The debate over the film extended beyond ethics or artistic style to a larger question: who owns the right to represent the Arab world globally? Why are images of women reconfigured to suit the expectations of a global audience while local realities are neglected? Aṣḥāb Wa Lā A‘az has become a reference point whenever issues of cultural representation arise on digital platforms.
In this way, the film demonstrates how an artistic work can become a tool for re-engineering cultural images, reflecting the real danger of global control over storytelling. It is not just what the platform offers, but how it reshapes social reality to create a controllable, marketable image. The debate over the film is more than a local controversy; it is part of a broader global context raising questions about feminism, culture, and representation on digital platforms.
An even greater concern lies in the translation policies of global platforms such as Netflix and HBO, which do not simply transfer words but influence how conflicts are understood, who is seen, and what is erased. When works are translated into neutral language, whether Modern Standard Arabic or standard conversational English, subtle social and political nuances are marginalised. Conflicts become generalised, characters shift from living individuals into superficial models, and cultural and human dimensions are lost.
The official justification is always the same: “We aim to present content to a global, multicultural audience, so we use neutral language to facilitate understanding.” Yet the result is that complex conflicts are reduced to simple struggles, and cultural identity is erased in favour of a unified global narrative. In this process, social and political cues, local dialogue, and even the ways characters interact with their environment are often eliminated, leaving characters generic and culturally unrooted.
In short, neutral language becomes a tool of narrative control. It makes works digestible worldwide but neglects depth, creates a simplified version of reality, and marginalises the authentic voices of communities and the conflicts they experience. Here lies the real risk of platform translation: it is not merely about transferring dialogue, it is about reshaping stories and cultural identity under the guise of “serving a global audience”.

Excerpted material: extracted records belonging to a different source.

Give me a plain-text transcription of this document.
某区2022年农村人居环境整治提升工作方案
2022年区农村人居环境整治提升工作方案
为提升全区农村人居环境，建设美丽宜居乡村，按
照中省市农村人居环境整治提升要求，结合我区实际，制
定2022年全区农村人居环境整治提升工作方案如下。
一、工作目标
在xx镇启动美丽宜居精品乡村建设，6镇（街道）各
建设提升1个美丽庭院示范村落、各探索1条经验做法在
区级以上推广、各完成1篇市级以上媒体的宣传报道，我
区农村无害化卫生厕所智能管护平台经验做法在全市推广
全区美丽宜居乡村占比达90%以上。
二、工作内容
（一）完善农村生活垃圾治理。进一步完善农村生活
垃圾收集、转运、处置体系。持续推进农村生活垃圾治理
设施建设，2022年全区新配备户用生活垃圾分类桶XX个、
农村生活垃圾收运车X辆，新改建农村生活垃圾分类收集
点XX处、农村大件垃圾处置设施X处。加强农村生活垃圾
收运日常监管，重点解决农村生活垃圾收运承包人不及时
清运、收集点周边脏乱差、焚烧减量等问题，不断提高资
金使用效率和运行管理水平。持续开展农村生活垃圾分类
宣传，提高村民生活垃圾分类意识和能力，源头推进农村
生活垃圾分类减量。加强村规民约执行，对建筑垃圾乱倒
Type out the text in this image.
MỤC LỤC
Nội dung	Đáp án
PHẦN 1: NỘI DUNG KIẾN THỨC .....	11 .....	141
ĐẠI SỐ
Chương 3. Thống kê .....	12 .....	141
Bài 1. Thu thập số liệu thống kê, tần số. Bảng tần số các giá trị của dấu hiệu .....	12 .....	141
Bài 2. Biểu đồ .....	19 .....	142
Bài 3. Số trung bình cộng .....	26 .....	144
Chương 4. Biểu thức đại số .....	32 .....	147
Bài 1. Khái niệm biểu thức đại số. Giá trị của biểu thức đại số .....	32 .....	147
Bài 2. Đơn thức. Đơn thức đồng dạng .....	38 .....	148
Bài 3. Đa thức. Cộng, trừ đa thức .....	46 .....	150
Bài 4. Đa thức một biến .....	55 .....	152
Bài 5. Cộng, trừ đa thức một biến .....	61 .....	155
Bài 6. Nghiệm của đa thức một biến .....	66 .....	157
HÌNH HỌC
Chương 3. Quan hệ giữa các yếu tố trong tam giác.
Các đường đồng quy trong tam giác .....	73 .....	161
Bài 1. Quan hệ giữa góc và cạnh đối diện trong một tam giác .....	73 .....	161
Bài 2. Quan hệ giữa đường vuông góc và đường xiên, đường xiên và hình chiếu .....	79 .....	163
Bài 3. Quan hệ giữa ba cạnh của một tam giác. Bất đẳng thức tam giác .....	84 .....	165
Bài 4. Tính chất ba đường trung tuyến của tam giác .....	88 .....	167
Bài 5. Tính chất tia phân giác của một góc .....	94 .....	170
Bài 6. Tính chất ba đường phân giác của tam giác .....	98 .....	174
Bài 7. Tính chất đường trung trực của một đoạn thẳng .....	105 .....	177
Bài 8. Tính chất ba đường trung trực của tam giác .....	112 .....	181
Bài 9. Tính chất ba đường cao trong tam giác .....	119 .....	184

A clear example is the Korean series Squid Game, where many precise social and cultural expressions were deleted or simplified in English translation. Words such as hyung, used by younger characters to address older males and meaning “older brother”, carrying respect and relational nuance, were reduced to generic phrases such as “call me Sang-woo”. As a result, international viewers lost part of the depth of social relationships and cultural context, and Korean characters appeared to speak like Americans, stripped of cultural layers and subtle social cues.
This policy, while intended to make content accessible to a global, multicultural audience, becomes a tool for overlooking real conflicts and the social depth of characters, turning artistic works into a uniform global narrative detached from the specificity of their original cultures. The outcome is that audiences lose human depth and social relationships central to the work, while platforms consistently justify this as being “for audience convenience and quick comprehension”.
Let us be clear: this is not a conspiracy theory. However, the fact that a limited number of major platforms control global narrative rights inevitably promotes a single dominant culture worldwide, neglecting others and eroding the social depth that defines them. The global community is deprived of its true cultural diversity, precisely what gives the world its strength and richness. True power lies in diversity: in appreciating different cultures, learning from differences, and advancing humanity, not in flattening cultures into one.
Yet today, all of this seems reduced to purely commercial objectives, under the control of capital and investment power. Major platforms are no longer mere entertainment channels; they have become instruments for reshaping cultures globally, where one culture triumphs at the expense of others, marginalising local identities and denying them global presence. What is lost is not merely linguistic or artistic variation, but the ability to see the world as it truly is, in all its diversity and cultural-human richness.